Could this build-up of military aviation assets and deployment etc. be a deliberate and calculated action by China that's simply to test China's new hardware (drones, fighter jets and their sub-systems etc.)? Meaning it's actually a "benign" action where China is just trying to have a real life and actual "test" of her new military assets. By "test" I mean in terms of testing their ISR drones, AEW planes and deployment of various new sub-systems to see how they work together to discover bugs, knots and problems as well as the logistical aspects etc. By "test" I do not mean to actually shoot any bullets and missiles.

By "benign" I mean it is an action to test China's assets and not to plan to actually grab any land or deliberately act aggressive to her neighbours. Though such actions WILL be seen as aggressive by her neighbours, it could be seen as a level of "friction with neighbours" that's acceptable to incur in return for the ability to test China's new military aviation assets as long as no real bullets or missiles are fired.

In other words to gain as real world experience as possible without actually firing any bullets. Plus these actions will foreseeably trigger a reply buildup on the Indian side and be a chance for China's ISR assets to get a close glimpse of Indian assets. Of course this cuts both ways. India's ISR assets would be able to sniff out China's assets too.
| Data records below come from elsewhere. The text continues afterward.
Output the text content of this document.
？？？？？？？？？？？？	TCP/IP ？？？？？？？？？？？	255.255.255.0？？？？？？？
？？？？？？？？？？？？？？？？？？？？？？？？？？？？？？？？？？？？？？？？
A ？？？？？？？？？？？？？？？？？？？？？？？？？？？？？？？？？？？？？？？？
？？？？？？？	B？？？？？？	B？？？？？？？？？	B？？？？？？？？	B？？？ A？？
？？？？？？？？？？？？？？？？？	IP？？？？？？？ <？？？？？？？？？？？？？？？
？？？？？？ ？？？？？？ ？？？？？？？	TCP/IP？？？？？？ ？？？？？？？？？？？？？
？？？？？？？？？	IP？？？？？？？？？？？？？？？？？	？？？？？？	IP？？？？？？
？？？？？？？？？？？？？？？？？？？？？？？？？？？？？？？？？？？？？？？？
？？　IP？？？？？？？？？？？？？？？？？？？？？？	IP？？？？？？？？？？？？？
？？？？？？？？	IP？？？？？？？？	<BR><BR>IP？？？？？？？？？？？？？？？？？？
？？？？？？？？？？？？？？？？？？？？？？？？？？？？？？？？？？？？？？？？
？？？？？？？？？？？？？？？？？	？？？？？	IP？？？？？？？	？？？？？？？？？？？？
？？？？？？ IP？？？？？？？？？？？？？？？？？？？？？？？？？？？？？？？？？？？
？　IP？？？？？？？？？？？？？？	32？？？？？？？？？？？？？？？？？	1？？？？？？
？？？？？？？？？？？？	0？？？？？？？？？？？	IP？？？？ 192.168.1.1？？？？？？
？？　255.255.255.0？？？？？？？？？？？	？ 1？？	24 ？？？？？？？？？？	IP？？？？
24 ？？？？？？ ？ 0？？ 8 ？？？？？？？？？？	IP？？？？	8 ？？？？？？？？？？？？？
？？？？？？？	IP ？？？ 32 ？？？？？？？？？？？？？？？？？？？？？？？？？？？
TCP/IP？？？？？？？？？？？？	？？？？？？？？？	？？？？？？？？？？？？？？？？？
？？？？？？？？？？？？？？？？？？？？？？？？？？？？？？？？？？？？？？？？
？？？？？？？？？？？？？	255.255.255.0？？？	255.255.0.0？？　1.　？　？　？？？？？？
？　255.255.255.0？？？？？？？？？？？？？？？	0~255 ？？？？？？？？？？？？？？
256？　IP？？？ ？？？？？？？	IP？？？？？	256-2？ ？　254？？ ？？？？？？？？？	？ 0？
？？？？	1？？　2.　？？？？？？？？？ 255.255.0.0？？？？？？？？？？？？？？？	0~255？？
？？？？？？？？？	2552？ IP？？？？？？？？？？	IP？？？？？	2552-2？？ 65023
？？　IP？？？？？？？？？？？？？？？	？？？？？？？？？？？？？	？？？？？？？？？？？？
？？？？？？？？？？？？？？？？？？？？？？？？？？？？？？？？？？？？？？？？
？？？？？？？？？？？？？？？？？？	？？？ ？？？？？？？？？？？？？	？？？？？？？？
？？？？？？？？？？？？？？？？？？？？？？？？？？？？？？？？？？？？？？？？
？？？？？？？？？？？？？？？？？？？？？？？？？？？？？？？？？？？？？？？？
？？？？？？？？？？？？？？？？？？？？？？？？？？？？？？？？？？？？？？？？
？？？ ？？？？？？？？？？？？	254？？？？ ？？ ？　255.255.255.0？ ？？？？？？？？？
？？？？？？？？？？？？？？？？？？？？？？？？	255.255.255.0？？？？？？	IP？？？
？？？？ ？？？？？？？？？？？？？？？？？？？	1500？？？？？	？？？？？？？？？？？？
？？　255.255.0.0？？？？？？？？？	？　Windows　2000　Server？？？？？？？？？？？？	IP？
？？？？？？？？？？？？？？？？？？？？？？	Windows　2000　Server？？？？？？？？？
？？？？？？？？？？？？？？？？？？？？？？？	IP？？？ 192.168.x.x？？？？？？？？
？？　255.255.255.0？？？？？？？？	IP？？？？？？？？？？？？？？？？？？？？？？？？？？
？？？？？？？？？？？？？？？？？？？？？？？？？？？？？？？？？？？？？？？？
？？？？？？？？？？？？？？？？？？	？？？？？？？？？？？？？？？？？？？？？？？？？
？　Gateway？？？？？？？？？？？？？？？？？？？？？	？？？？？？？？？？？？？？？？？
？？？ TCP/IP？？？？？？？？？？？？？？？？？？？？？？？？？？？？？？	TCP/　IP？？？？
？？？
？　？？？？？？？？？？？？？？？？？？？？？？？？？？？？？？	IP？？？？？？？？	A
China has been actively churning out military drones, AEW planes, and other systems these past few years. Simulations and testing can only get you so far. It will be difficult to simulate the element of uncertainty and operational surprises in simulations. China is producing many drones for export and need real "field feedback" in order to fine tune their designs.

Therefore my guess that this military build-up is primarily as a way to test out these new assets rather than to act aggressive as a primary motive (though it will be seen as aggressive, regardless and logically so by her neighbours).